As a consequence, colonization, the League of Nations’ mandate system, and Truman’s Point Four took place, according to Rist’s view, naturally. Same goes for the International Monetary Fund (IMF) and the International Bank for Reconstruction and Development (World Bank), which were created for different purposes though evolved into lenders and therefore definers of Third World countries’ policy under the paradigm of development. At this point in history, then, there seems to be some consensus among scholars on the idea that development means that the Third World should follow the footsteps of the West in a linear Rostow-esque fashion. However, countries cannot achieve the same level of the developed countries or, if they can, then it is not through the same path and without some sacrifices from the part of the developed countries. This is due to the fact that the latter already had their chance of growing while destroying the environment and the former cannot go the same path due to environmental awareness. There seems to be consensus regarding how undesirable is for the environment for the Third World to replicate Western consumption patterns. Indeed, “it is clear that the development of the South cannot follow the same path of industrialization created by the North; it is essential that continuous growth is throughput, consumption and resource use in per-capita terms no longer be viewed as constituent elements of ‘development’. Instead, the focus must on qualitative improvement in the first instance.”

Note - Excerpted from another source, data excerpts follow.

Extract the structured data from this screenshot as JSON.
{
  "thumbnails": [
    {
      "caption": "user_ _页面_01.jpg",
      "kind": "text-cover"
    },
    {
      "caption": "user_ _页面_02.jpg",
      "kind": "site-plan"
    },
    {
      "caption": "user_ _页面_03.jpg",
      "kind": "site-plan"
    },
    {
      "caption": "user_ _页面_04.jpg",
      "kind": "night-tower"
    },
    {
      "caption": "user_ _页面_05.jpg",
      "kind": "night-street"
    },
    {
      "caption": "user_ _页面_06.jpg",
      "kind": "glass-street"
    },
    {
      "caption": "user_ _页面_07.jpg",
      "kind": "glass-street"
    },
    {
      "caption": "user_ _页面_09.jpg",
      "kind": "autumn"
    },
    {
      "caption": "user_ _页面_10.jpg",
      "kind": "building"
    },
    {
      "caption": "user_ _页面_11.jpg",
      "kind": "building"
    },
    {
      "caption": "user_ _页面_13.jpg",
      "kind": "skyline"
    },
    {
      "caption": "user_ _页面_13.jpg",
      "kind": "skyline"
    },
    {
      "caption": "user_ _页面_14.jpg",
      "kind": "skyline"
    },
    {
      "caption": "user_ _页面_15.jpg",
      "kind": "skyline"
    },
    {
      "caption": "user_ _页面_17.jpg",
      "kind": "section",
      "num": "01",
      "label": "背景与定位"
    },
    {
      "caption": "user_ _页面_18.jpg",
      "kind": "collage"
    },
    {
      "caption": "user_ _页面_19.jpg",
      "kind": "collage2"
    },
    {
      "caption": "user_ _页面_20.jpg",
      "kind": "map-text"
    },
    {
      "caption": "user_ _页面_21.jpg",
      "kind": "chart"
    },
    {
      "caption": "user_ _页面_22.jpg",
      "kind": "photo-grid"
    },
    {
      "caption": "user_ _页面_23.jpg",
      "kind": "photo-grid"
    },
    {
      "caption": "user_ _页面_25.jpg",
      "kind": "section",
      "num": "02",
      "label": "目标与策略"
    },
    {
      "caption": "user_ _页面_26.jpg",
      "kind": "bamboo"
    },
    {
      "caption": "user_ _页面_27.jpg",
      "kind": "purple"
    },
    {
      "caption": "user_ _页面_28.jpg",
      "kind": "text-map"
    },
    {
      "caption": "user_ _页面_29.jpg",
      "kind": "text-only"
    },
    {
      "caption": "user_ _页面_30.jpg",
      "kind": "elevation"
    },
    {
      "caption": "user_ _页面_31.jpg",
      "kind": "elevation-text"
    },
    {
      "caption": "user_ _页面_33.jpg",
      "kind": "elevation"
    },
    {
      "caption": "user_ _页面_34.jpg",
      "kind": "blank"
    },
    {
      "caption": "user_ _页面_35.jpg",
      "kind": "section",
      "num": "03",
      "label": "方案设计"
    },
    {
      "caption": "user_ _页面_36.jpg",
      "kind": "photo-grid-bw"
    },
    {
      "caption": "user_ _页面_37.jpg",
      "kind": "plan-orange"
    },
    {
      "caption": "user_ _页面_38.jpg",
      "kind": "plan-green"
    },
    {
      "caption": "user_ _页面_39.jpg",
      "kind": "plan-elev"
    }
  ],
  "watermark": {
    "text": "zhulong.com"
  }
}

Development then, it seems, cannot be based any longer on a social evolutionist, individualist and economist logic, for “broad-based development on a global scale is economically and ecologically impossible within the world economy as currently constituted.” Faced with such a somber scenario, in which the evolutionist logic seems to be “little more than a celebration of the history of the West, and the USA in particular”, the question is: What, then, are the alternatives?
RIST, Gilbert. The History of Development: from Western Origins to Global Myth. 1st Edition. Zed Books. New York, 1997.
SUOBBOTINA, Tatyana. Beyond Economic Growth: An Introduction to Sustainable Development. World Bank, 2nd Edition. Washington, 2004.
PRESTON, Peter Wallace. Development Theory: An Introduction. Blackwell Publishers, 1st Edition. Oxford, 1997.
RIHANI, Samir. Complex Systems Theory and Development Practice: Understanding Non-Linear Realities. Zed Books Ltd., 2002.